Eleven Smithsonian museums today line the National Mall between the Capitol and the Lincoln Memorial - more museums per linear mile than anywhere else in the world. The National Air and Space Museum, the largest by floor space, opened on July 1, 1976 with the Wright brothers' Flyer suspended from the ceiling and Charles Lindbergh's Spirit of St. Louis hanging beside it. The National Museum of Natural History holds the Hope Diamond, Henry the elephant in the rotunda, and the Tyrannosaurus skeleton known as the Nation's T. rex. The National Museum of American History keeps the Star-Spangled Banner that Francis Scott Key watched over Fort McHenry in 1814, Lincoln's hat from the night he was shot, and the ruby slippers Judy Garland wore in The Wizard of Oz. The National Museum of African American History and Culture, designed by David Adjaye and opened in 2016, is the newest. The National Museum of the American Indian opened in 2004. The Hirshhorn, the Freer-Sackler, the National Museum of African Art, and the National Gallery sculpture gardens fill in the rest. Admission to all of them is free.

Off the Mall

The Smithsonian extends well beyond the Mall. The National Zoological Park in Rock Creek Park, designed in part by Frederick Law Olmsted, opened in 1889 and has hosted giant pandas as guests of the People's Republic of China since 1972, with the latest pair - Bao Li and Qing Bao - arriving in October 2024. The National Postal Museum occupies the 1904 City Post Office building beside Union Station. The Anacostia Community Museum, opened in 1967 in a former movie theater in Anacostia, was Sidney Dillon Ripley's experimental store-front museum and was a national model for neighborhood-based cultural institutions. Two museums sit in New York: the Cooper Hewitt Smithsonian Design Museum, in the Andrew Carnegie mansion at 91st and Fifth, and the National Museum of the American Indian's Heye Center in the Alexander Hamilton U.S. Custom House at Bowling Green. The Steven F. Udvar-Hazy Center, the Air and Space Museum's annex near Dulles Airport in Chantilly, Virginia, holds the Space Shuttle Discovery, the Enola Gay, an SR-71 Blackbird, and Wiley Post's Winnie Mae. Smithsonian Affiliates in Puerto Rico and Panama extend the institution's reach further still.

157 Million Things

Nearly all of the Smithsonian's roughly 30 million annual visitors enter without paying.
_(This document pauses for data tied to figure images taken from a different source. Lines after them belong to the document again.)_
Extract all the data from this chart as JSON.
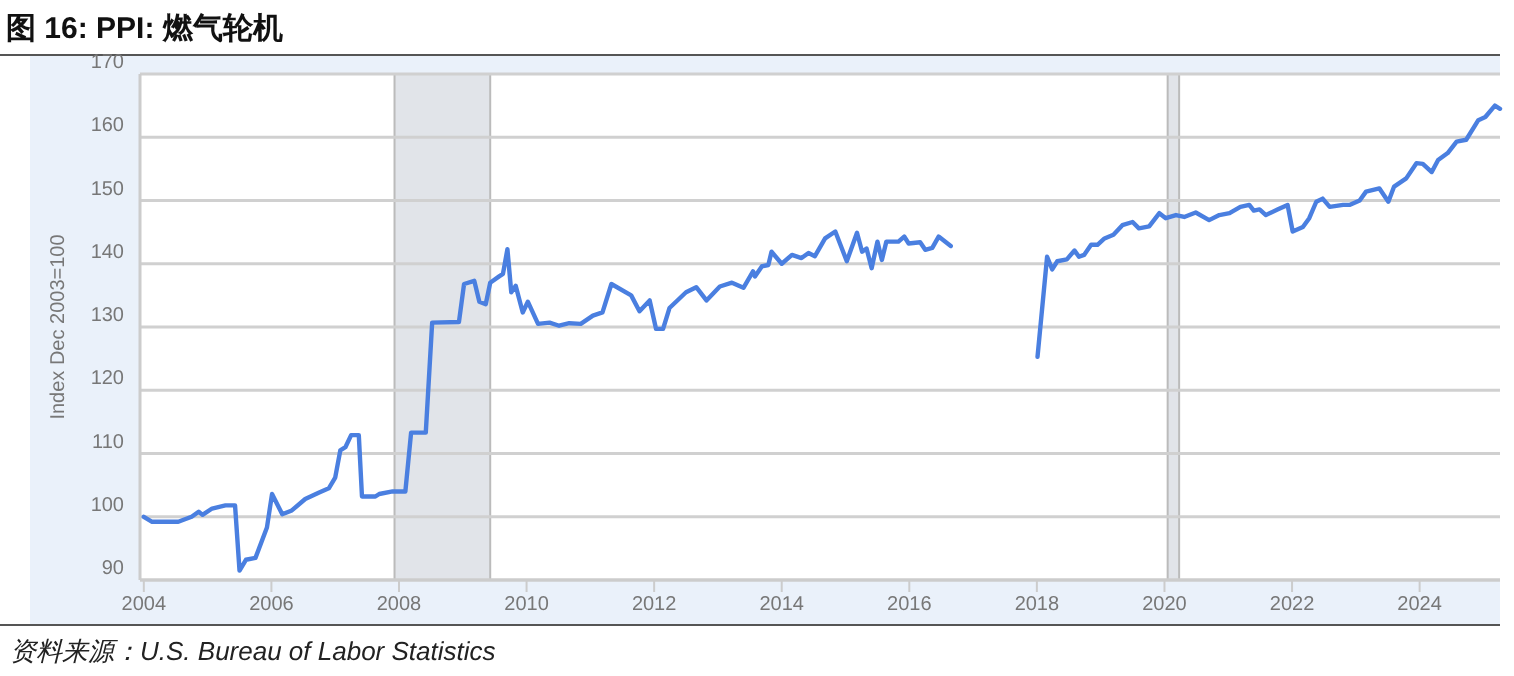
{
  "chart_data": {
    "type": "line",
    "title": "图 16: PPI:  燃气轮机",
    "ylabel": "Index Dec 2003=100",
    "annotations": [
      "资料来源：U.S. Bureau of Labor Statistics"
    ],
    "xlim": [
      2003.94,
      2025.26
    ],
    "xticks": [
      {
        "value": 2004,
        "label": "2004"
      },
      {
        "value": 2006,
        "label": "2006"
      },
      {
        "value": 2008,
        "label": "2008"
      },
      {
        "value": 2010,
        "label": "2010"
      },
      {
        "value": 2012,
        "label": "2012"
      },
      {
        "value": 2014,
        "label": "2014"
      },
      {
        "value": 2016,
        "label": "2016"
      },
      {
        "value": 2018,
        "label": "2018"
      },
      {
        "value": 2020,
        "label": "2020"
      },
      {
        "value": 2022,
        "label": "2022"
      },
      {
        "value": 2024,
        "label": "2024"
      }
    ],
    "ylim": [
      90,
      170
    ],
    "yticks": [
      90,
      100,
      110,
      120,
      130,
      140,
      150,
      160,
      170
    ],
    "grid": "y",
    "marker": "none",
    "line_style": "solid",
    "bands": [
      {
        "axis": "x",
        "from": 2007.93,
        "to": 2009.43,
        "color": "#e1e4e9"
      },
      {
        "axis": "x",
        "from": 2020.05,
        "to": 2020.23,
        "color": "#e1e4e9"
      }
    ],
    "series": [
      {
        "color": "#4a7fe0",
        "x": [
          2004.0,
          2004.13,
          2004.54,
          2004.75,
          2004.86,
          2004.92,
          2005.07,
          2005.28,
          2005.43,
          2005.5,
          2005.6,
          2005.75,
          2005.93,
          2006.01,
          2006.17,
          2006.32,
          2006.53,
          2006.74,
          2006.9,
          2007.0,
          2007.08,
          2007.16,
          2007.25,
          2007.37,
          2007.42,
          2007.63,
          2007.69,
          2007.9,
          2008.1,
          2008.19,
          2008.42,
          2008.52,
          2008.94,
          2009.02,
          2009.18,
          2009.26,
          2009.36,
          2009.43,
          2009.57,
          2009.63,
          2009.7,
          2009.76,
          2009.83,
          2009.94,
          2010.02,
          2010.18,
          2010.36,
          2010.51,
          2010.67,
          2010.85,
          2011.04,
          2011.19,
          2011.33,
          2011.64,
          2011.77,
          2011.93,
          2012.03,
          2012.14,
          2012.24,
          2012.5,
          2012.66,
          2012.82,
          2013.03,
          2013.22,
          2013.4,
          2013.55,
          2013.58,
          2013.69,
          2013.79,
          2013.84,
          2014.0,
          2014.16,
          2014.31,
          2014.42,
          2014.52,
          2014.68,
          2014.84,
          2015.02,
          2015.18,
          2015.26,
          2015.33,
          2015.41,
          2015.5,
          2015.57,
          2015.64,
          2015.83,
          2015.92,
          2015.99,
          2016.17,
          2016.25,
          2016.36,
          2016.46,
          2016.65
        ],
        "values": [
          100.0,
          99.2,
          99.2,
          100.0,
          100.8,
          100.3,
          101.3,
          101.8,
          101.8,
          91.5,
          93.2,
          93.5,
          98.3,
          103.6,
          100.4,
          101.0,
          102.8,
          103.8,
          104.5,
          106.2,
          110.5,
          111.0,
          112.9,
          112.9,
          103.2,
          103.2,
          103.6,
          104.0,
          104.0,
          113.3,
          113.3,
          130.7,
          130.8,
          136.8,
          137.3,
          134.0,
          133.6,
          137.0,
          138.0,
          138.4,
          142.3,
          135.5,
          136.5,
          132.3,
          134.0,
          130.5,
          130.7,
          130.2,
          130.6,
          130.5,
          131.8,
          132.3,
          136.8,
          135.0,
          132.5,
          134.2,
          129.7,
          129.7,
          133.0,
          135.5,
          136.3,
          134.2,
          136.4,
          137.0,
          136.2,
          138.8,
          138.0,
          139.6,
          139.8,
          141.9,
          140.0,
          141.4,
          140.9,
          141.7,
          141.2,
          144.0,
          145.1,
          140.4,
          144.9,
          141.9,
          142.4,
          139.3,
          143.5,
          140.6,
          143.5,
          143.5,
          144.3,
          143.2,
          143.4,
          142.2,
          142.5,
          144.3,
          142.8
        ]
      },
      {
        "color": "#4a7fe0",
        "x": [
          2018.01,
          2018.16,
          2018.24,
          2018.32,
          2018.47,
          2018.59,
          2018.66,
          2018.74,
          2018.85,
          2018.95,
          2019.06,
          2019.2,
          2019.34,
          2019.5,
          2019.6,
          2019.76,
          2019.92,
          2020.02,
          2020.18,
          2020.31,
          2020.49,
          2020.7,
          2020.86,
          2021.02,
          2021.19,
          2021.33,
          2021.4,
          2021.49,
          2021.59,
          2021.78,
          2021.93,
          2022.01,
          2022.17,
          2022.27,
          2022.38,
          2022.48,
          2022.59,
          2022.8,
          2022.9,
          2023.06,
          2023.16,
          2023.37,
          2023.51,
          2023.6,
          2023.79,
          2023.95,
          2024.05,
          2024.19,
          2024.29,
          2024.44,
          2024.58,
          2024.73,
          2024.92,
          2025.03,
          2025.18,
          2025.26
        ],
        "values": [
          125.3,
          141.1,
          139.1,
          140.4,
          140.7,
          142.1,
          141.1,
          141.4,
          143.0,
          143.0,
          144.0,
          144.6,
          146.1,
          146.6,
          145.6,
          145.9,
          148.0,
          147.2,
          147.7,
          147.4,
          148.1,
          146.9,
          147.7,
          148.0,
          149.0,
          149.3,
          148.4,
          148.6,
          147.7,
          148.6,
          149.3,
          145.1,
          145.8,
          147.2,
          149.8,
          150.3,
          149.0,
          149.3,
          149.3,
          150.0,
          151.4,
          151.9,
          149.8,
          152.2,
          153.5,
          155.9,
          155.8,
          154.5,
          156.4,
          157.5,
          159.3,
          159.6,
          162.7,
          163.2,
          165.0,
          164.5
        ]
      }
    ]
  }
}
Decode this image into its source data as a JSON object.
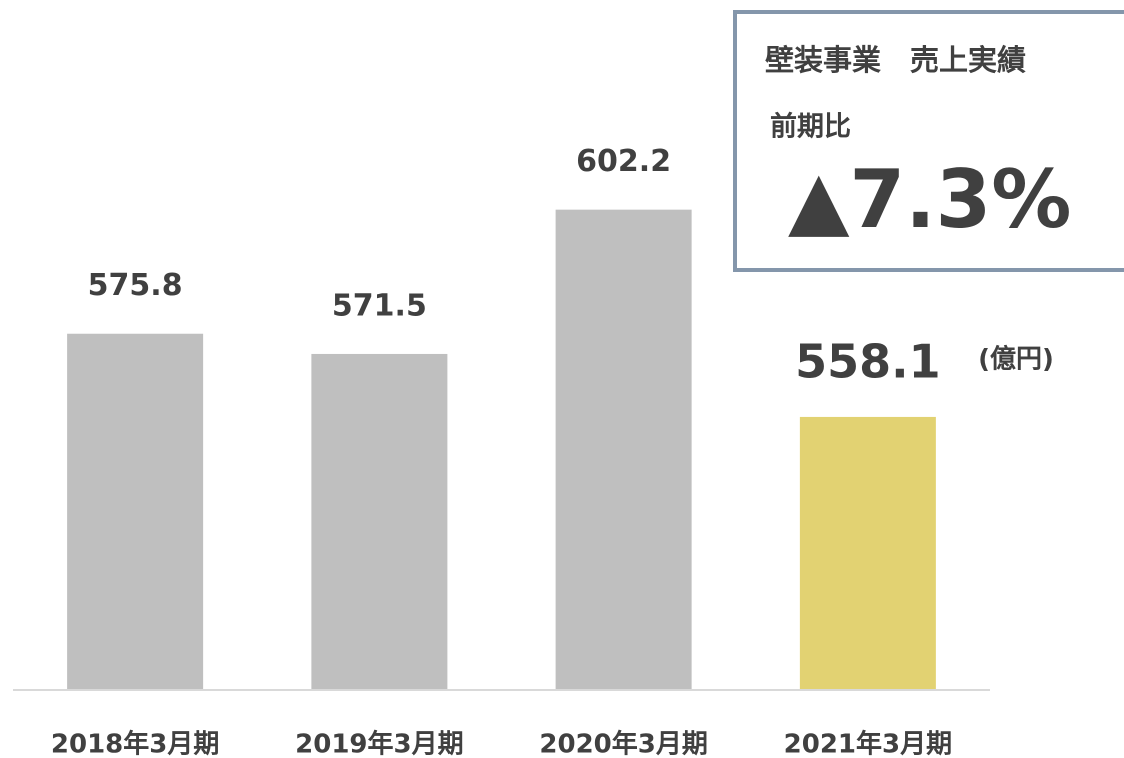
{
  "chart_data": {
    "type": "bar",
    "categories": [
      "2018年3月期",
      "2019年3月期",
      "2020年3月期",
      "2021年3月期"
    ],
    "values": [
      575.8,
      571.5,
      602.2,
      558.1
    ],
    "colors": [
      "#bfbfbf",
      "#bfbfbf",
      "#bfbfbf",
      "#e2d272"
    ],
    "unit": "(億円)",
    "ylim": [
      500,
      640
    ],
    "grid": false,
    "annotation": {
      "title": "壁装事業　売上実績",
      "label": "前期比",
      "value": "▲7.3%"
    }
  }
}
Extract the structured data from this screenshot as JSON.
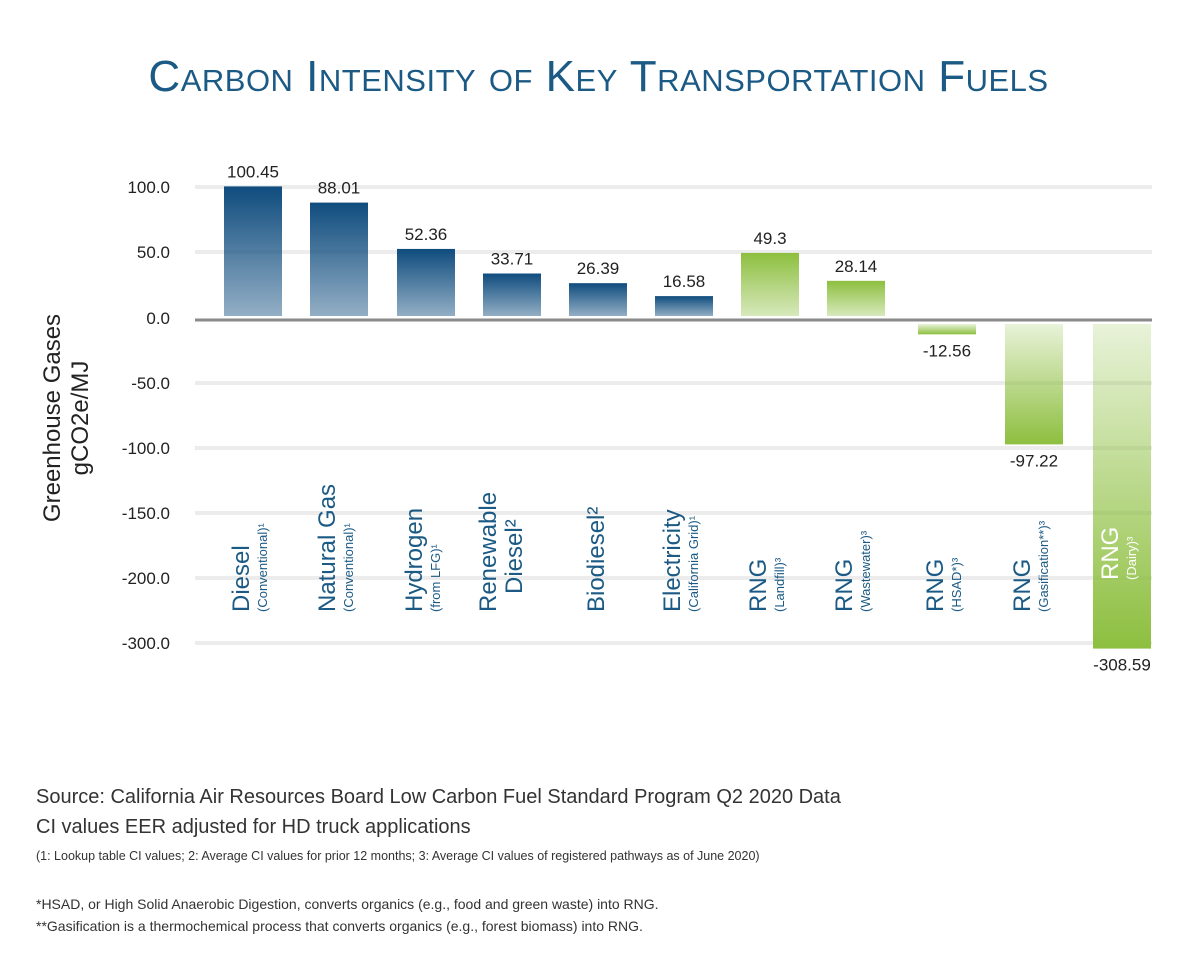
{
  "chart_data": {
    "type": "bar",
    "title": "Carbon Intensity of Key Transportation Fuels",
    "ylabel": [
      "Greenhouse Gases",
      "gCO2e/MJ"
    ],
    "yticks": [
      100,
      50,
      0,
      -50,
      -100,
      -150,
      -200,
      -300
    ],
    "ytick_labels": [
      "100.0",
      "50.0",
      "0.0",
      "-50.0",
      "-100.0",
      "-150.0",
      "-200.0",
      "-300.0"
    ],
    "grid": true,
    "categories": [
      {
        "name": "Diesel",
        "sub": "(Conventional)¹",
        "value": 100.45,
        "label": "100.45",
        "group": "conventional"
      },
      {
        "name": "Natural Gas",
        "sub": "(Conventional)¹",
        "value": 88.01,
        "label": "88.01",
        "group": "conventional"
      },
      {
        "name": "Hydrogen",
        "sub": "(from LFG)¹",
        "value": 52.36,
        "label": "52.36",
        "group": "conventional"
      },
      {
        "name": "Renewable Diesel²",
        "name2": "Renewable",
        "name3": "Diesel²",
        "sub": "",
        "value": 33.71,
        "label": "33.71",
        "group": "conventional"
      },
      {
        "name": "Biodiesel²",
        "sub": "",
        "value": 26.39,
        "label": "26.39",
        "group": "conventional"
      },
      {
        "name": "Electricity",
        "sub": "(California Grid)¹",
        "value": 16.58,
        "label": "16.58",
        "group": "conventional"
      },
      {
        "name": "RNG",
        "sub": "(Landfill)³",
        "value": 49.3,
        "label": "49.3",
        "group": "rng"
      },
      {
        "name": "RNG",
        "sub": "(Wastewater)³",
        "value": 28.14,
        "label": "28.14",
        "group": "rng"
      },
      {
        "name": "RNG",
        "sub": "(HSAD*)³",
        "value": -12.56,
        "label": "-12.56",
        "group": "rng"
      },
      {
        "name": "RNG",
        "sub": "(Gasification**)³",
        "value": -97.22,
        "label": "-97.22",
        "group": "rng"
      },
      {
        "name": "RNG",
        "sub": "(Dairy)³",
        "value": -308.59,
        "label": "-308.59",
        "group": "rng"
      }
    ],
    "colors": {
      "conventional": "#0f4c7e",
      "rng": "#8dbf3f",
      "label_text": "#1b5a84"
    }
  },
  "notes": {
    "source": "Source: California Air Resources Board Low Carbon Fuel Standard Program Q2 2020 Data",
    "ci": "CI values EER adjusted for HD truck applications",
    "legend": "(1: Lookup table CI values; 2: Average CI values for prior 12 months; 3: Average CI values of registered pathways as of June 2020)",
    "hsad": "*HSAD, or High Solid Anaerobic Digestion, converts organics (e.g., food and green waste) into RNG.",
    "gasification": "**Gasification is a thermochemical process that converts organics (e.g., forest biomass) into RNG."
  }
}
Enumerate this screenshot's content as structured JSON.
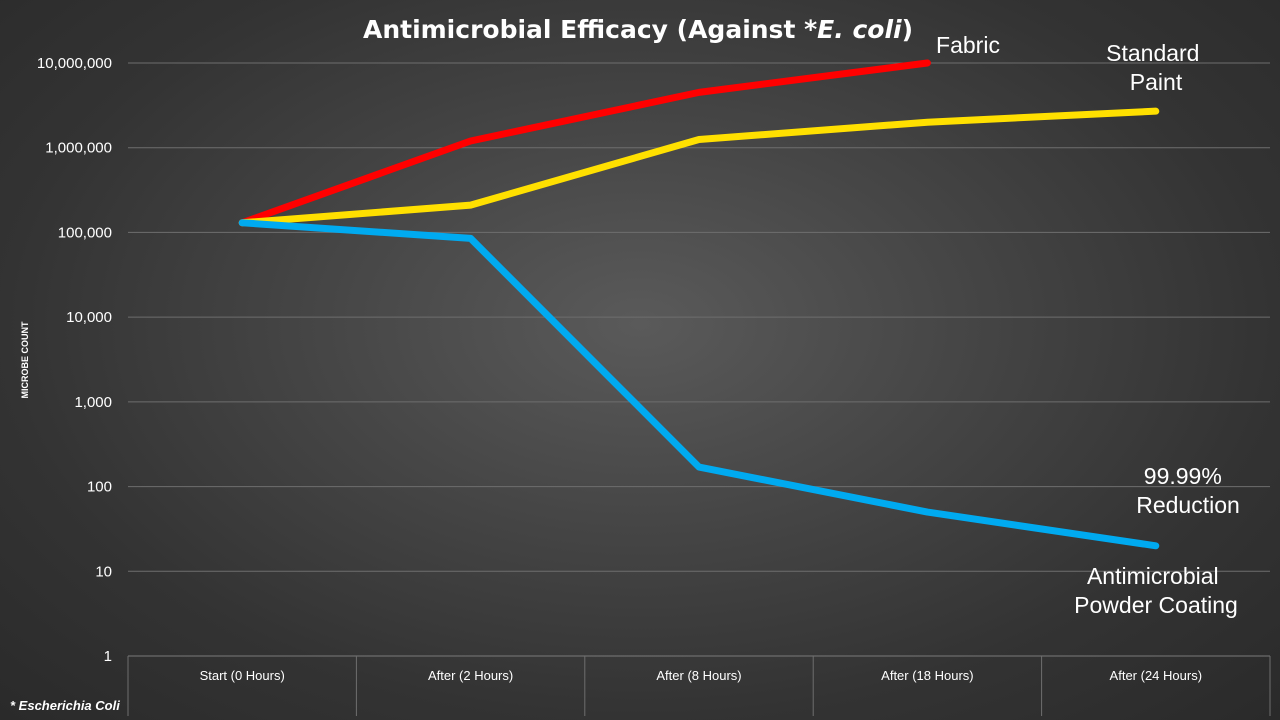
{
  "chart_data": {
    "type": "line",
    "title": "Antimicrobial Efficacy (Against *",
    "title_italic": "E. coli",
    "title_close": ")",
    "ylabel": "MICROBE COUNT",
    "y_scale": "log",
    "ylim": [
      1,
      10000000
    ],
    "y_ticks": [
      "1",
      "10",
      "100",
      "1,000",
      "10,000",
      "100,000",
      "1,000,000",
      "10,000,000"
    ],
    "categories": [
      "Start (0 Hours)",
      "After (2 Hours)",
      "After (8 Hours)",
      "After (18 Hours)",
      "After (24 Hours)"
    ],
    "grid": true,
    "series": [
      {
        "name": "Fabric",
        "color": "#ff0000",
        "values": [
          130000,
          1200000,
          4500000,
          10000000,
          null
        ]
      },
      {
        "name": "Standard Paint",
        "color": "#ffe000",
        "values": [
          130000,
          210000,
          1250000,
          2000000,
          2700000
        ]
      },
      {
        "name": "Antimicrobial Powder Coating",
        "color": "#00aaf0",
        "values": [
          130000,
          85000,
          170,
          50,
          20
        ]
      }
    ],
    "annotations": {
      "fabric": [
        "Fabric"
      ],
      "paint": [
        "Standard",
        "Paint"
      ],
      "reduction": [
        "99.99%",
        "Reduction"
      ],
      "coating": [
        "Antimicrobial",
        "Powder Coating"
      ]
    },
    "footnote": "* Escherichia Coli"
  }
}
The institution's $1.25 billion annual budget comes about two-thirds from federal appropriations; the rest from its endowment, private donations, retail and licensing, and a Showtime Channel co-venture from 2006 that gave the cable network first-refusal rights to Smithsonian footage in exchange for funding. Of the 157 million objects the institution holds, only about one percent are on display at any moment. The rest sit in climate-controlled storage in Suitland, Maryland, in subterranean rooms beneath the Mall, and in the basements of the satellite museums. The Smithsonian is not, technically, a federal agency. It is a trust instrumentality of the United States, administered by a Board of Regents that includes the Chief Justice of the Supreme Court, the Vice President, three members of the Senate, three members of the House, and nine private citizens. The current Secretary, Lonnie Bunch, took office on June 16, 2019 - the first African American to hold the position and the first historian since the institution's founding. He had previously been the founding director of the Museum of African American History and Culture.

From the Air

The Smithsonian Castle and most of the institution's Mall museums cluster around 38.8889 degrees N, 77.0260 degrees W, along the south side of the National Mall between 4th and 14th Streets SW. From the air the Smithsonian complex reads as a row of monumental buildings - the red sandstone Castle most distinctive - with the Hirshhorn's cylindrical concrete drum and the National Air and Space Museum's pink-and-white block immediately east. Best viewed at 2,500 to 5,000 feet AGL; the entire site lies within the Washington FRZ and the prohibited area P-56A. Nearest airports are Ronald Reagan Washington National (KDCA) 2.5 nm south, College Park (KCGS) 8 nm northeast, and Washington Dulles (KIAD) 23 nm west.